Recomendações políticas
Para combater diretamente o problema do número de crianças fora da escola, os primeiros passos incluem o desenvolvimento de uma estratégia e de uma política nacional para educação inclusiva, com o mapeamento de populações descobertas. Isso deve prever:
– ações destinadas diretamente à matrícula e à educação de meninas;
– incorporação de centros corânicos na educação regular (formal).
Além de atingir os demais grupos de crianças fora da escola, os desafios mais prementes que o sistema educacional enfrenta são melhorar a eficiência e a obtenção de notas, abordando os seguintes pontos de entrada:
– a expansão pré-escolar já está contemplada no atual Plano Setorial de Educação e deve ser ampliada;
– melhorar a oferta escolar para reduzir o tempo de deslocamento e oferecer possibilidades de continuidade educacional;
– abordar com veemência a entrada tardia na escola através de campanhas de conscientização da comunidade, com o apoio de moradores e de líderes religiosos;
– repensar a política atual de repetição de séries com o objetivo de reduzir a porcentagem de repetidores no sistema;
– abordar as más condições de trabalho dos professores para evitar greves (estrutura de motivação dos professores, mobile payment etc.);
– Incentivar a clareza das propinas escolares, certificando-se de que nenhuma taxa indevida seja cobrada nas escolas públicas;
– incentivar o envolvimento das comunidades no setor educacional, por meio das escolas de autogestão – escolas públicas que têm mais autonomia para arrecadar propinas e pagar professores, o que permite que a escola seja aprimorada por iniciativa local;
– apoiar os alunos mais velhos que são mais vulneráveis a abandonar, por meio de transferência condicional de dinheiro, programas de aprendizado acelerado;
– ajustar o calendário escolar para que sejam programadas longas férias durante a safra de caju.
Referências
Klute, Georg, Birgit Embaló, and Augusto Idrissa Embaló. 2006. “Local Strategies of Conflict Resolution in Guinea-Bissau : A Project Proposal in Legal Anthropology.” Recht in Afrika (2):253-272.
Merchant, C. Melissa, Angela Demas, Emily Elaine Gardner, and Myra Murad Khan. 2018. Guinea-Bissau School Autonomy and Accountability: SABER Country Report 2017. Systems Approach for Better Education Results. Washington: World Bank.
Ministère de l’Education Nationale. 2015b. Rapport d’état du système éducatif. Pour la reconstruction de l’école Bissau-Guinéenne sur de nouvelles bases. Bissau: Ministère de l’Education Nationale.

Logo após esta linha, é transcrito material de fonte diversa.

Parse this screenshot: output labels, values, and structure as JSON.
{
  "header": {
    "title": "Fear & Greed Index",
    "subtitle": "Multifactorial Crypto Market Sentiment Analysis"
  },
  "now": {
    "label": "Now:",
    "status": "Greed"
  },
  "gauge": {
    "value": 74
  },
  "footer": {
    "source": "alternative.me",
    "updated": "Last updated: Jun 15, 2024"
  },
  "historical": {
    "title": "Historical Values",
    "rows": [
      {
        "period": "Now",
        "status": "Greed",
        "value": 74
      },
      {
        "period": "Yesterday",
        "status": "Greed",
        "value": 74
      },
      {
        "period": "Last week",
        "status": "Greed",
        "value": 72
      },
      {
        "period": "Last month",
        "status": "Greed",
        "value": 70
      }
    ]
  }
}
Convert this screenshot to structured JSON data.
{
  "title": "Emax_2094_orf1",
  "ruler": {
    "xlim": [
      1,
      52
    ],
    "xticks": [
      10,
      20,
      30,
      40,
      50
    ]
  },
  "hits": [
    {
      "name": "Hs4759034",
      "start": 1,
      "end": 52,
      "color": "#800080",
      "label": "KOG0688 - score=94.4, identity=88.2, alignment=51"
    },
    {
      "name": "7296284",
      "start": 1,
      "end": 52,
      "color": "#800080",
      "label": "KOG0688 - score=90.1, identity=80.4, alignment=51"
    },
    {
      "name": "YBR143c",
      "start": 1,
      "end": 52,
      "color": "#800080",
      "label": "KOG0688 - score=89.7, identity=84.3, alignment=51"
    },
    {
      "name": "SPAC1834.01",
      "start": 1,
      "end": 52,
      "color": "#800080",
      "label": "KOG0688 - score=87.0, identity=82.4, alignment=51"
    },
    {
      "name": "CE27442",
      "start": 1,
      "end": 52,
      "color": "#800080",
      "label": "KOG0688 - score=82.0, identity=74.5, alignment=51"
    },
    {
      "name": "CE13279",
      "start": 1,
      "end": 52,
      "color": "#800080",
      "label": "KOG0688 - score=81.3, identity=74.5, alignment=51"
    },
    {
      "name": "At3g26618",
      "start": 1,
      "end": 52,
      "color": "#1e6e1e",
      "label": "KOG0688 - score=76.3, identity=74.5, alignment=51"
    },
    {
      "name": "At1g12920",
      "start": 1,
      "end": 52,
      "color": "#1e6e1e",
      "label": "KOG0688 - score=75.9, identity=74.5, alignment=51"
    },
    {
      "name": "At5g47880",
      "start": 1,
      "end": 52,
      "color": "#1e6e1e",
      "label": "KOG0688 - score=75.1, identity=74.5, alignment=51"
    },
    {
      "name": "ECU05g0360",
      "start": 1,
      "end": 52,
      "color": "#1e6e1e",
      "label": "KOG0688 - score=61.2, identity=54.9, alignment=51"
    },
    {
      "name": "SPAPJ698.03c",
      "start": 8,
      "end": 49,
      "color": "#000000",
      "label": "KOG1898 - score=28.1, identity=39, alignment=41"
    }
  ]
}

UNESCO. 2013. Guiné-Bissau – Relatório da Situação do Sistema Educativo. Margens de manobra para o desenvolvimento do sistema educativo numa perspetiva de universalização do Ensino Básico e de redução da pobreza. Dacar: UNESCO.
UIS. 2019. Fact Sheet no. 56: September 2019 – UIS/2019/ED/FS/56. Montreal: UIS.
UNICEF. 2015. Global Out-of-School Children Initiative Operational Manual. New York: UNICEF.